Selinger dismissed Robinson's racist remarks ("the ignorance of do good white people") as something he said in a private email exchange.
Except that
it wasn't private.
It was an exchange of emails with an aboriginal
government official, who appears just as biased against whites as
Robinson.
The Premier constantly claims Robinson
apologized for what he wrote. Except that when first confronted with
his racist attitude in an email, Robinson proudly and defiantly
repeated his words. Then, forced by the Premier to retract, a statement
was issued over his name in which it was claimed he apologized. But
when he appeared before reporters in person on Monday, Robinson
declared he had a right to be racist. Some apology.
He was "entitled" to make racist comments towards white people, he said, because "I experienced racism first hand."
Only, he was a little muddled over the details.
First, he told reporters it was because he went to a residential school, the go-to excuse all natives use today for their irresponsible actions. He was allegedly diddled by a priest at the Jack River School in Norway House, and so mentally scarred that he carries his hate of white people into his public duties as deputy minister.
Later, he changed his excuse.
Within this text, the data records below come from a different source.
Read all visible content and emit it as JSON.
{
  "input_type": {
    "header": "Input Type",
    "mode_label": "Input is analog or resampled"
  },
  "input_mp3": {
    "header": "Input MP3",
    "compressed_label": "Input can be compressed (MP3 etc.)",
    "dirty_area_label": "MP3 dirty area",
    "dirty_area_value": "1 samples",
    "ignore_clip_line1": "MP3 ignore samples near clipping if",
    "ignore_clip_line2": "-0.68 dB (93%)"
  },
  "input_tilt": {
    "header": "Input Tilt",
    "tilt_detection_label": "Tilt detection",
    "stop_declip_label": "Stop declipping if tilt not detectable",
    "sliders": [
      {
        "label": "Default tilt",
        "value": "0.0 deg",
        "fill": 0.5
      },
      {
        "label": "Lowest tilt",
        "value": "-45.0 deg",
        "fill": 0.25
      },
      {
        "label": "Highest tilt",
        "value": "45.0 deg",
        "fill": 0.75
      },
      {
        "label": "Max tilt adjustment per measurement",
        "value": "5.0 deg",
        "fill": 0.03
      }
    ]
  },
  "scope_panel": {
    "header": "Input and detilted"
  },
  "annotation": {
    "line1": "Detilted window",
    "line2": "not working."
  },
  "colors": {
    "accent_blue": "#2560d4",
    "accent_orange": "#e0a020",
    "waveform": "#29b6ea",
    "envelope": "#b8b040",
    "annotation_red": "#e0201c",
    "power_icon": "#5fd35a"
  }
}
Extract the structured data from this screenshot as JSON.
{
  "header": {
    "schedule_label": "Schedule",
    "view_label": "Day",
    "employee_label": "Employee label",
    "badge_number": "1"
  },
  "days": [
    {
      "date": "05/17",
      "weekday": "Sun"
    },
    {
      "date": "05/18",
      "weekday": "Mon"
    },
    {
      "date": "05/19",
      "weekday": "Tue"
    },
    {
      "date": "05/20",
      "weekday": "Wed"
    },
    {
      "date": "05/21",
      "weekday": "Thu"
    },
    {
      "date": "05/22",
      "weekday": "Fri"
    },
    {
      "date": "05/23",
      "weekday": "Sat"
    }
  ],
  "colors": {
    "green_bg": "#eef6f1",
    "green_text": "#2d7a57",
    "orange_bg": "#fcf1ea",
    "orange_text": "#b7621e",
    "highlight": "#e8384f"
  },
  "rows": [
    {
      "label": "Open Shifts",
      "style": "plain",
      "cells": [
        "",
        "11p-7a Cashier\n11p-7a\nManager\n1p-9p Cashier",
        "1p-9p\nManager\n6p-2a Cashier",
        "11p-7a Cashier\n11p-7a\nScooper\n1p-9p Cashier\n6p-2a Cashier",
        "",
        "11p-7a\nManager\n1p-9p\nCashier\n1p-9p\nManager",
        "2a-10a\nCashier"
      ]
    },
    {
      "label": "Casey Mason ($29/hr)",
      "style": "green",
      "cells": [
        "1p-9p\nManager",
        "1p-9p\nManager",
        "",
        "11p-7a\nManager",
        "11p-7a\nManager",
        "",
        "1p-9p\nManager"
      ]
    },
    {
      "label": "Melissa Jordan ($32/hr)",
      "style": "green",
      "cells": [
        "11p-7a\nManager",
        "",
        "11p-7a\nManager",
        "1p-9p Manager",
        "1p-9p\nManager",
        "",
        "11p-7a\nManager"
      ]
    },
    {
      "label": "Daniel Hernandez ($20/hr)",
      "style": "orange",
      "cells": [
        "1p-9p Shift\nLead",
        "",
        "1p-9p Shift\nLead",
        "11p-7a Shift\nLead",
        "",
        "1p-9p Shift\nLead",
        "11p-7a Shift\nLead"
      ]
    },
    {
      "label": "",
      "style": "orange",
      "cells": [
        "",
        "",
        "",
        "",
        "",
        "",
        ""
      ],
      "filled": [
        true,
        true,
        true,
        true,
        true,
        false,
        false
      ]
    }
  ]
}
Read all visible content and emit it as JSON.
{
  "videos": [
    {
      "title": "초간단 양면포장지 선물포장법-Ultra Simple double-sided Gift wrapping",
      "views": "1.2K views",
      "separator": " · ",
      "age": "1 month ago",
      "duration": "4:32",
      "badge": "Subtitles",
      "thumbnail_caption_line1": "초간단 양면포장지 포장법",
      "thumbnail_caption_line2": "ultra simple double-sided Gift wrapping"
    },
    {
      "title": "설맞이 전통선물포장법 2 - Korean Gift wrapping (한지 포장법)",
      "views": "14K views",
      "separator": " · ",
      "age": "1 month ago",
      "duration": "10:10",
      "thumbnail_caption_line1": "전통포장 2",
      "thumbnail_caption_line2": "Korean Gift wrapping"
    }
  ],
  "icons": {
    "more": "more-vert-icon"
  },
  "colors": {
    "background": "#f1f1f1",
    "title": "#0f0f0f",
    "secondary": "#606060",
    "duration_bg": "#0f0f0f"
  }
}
His momma was beat up by a white man and he got knocked out when he came to her aid. Oh, and she went to a residential school, too, which was probably why she became a drunk and drug user.
We did some checking. Robinson's mother was in a residential school from the age of 3 to 18 and, according to Robinson, it was when she left that she entered "a world of alcoholism and drug abuse." The incident where he tried to defend his mother happened in 1963 at the hands of a "non-aboriginal" man (he's suddenly become very careful with his language) when he was 10 and she was 30. A year later she "died alone on the streets of Winnipeg."
Robinson's declaration that he is entitled to be a racist is the most shocking thing heard in the Legislature in living memory. Selinger's insistence that Robinson deserves to stay in his caucus is a declaration that racism is officially sanctioned by the NDP.
When an NDP backbencher thought it would be clever to hint that an Opposition member was gay, Selinger dove in front of the cameras and microphones to disavow his colleague.
"It's not OK to make those comments in any context," Selinger said. "I think this is an opportunity for all of us to take a honest look at homophobia in our everyday lives -- comments we hear that need to be confronted and condemned."......
People have been asking why Selinger was so ardent over a comment hardly anyone noticed but so dismissive of blatant racism by the Deputy Premier.
Do you think having a homosexual son had anything to do with the double standard?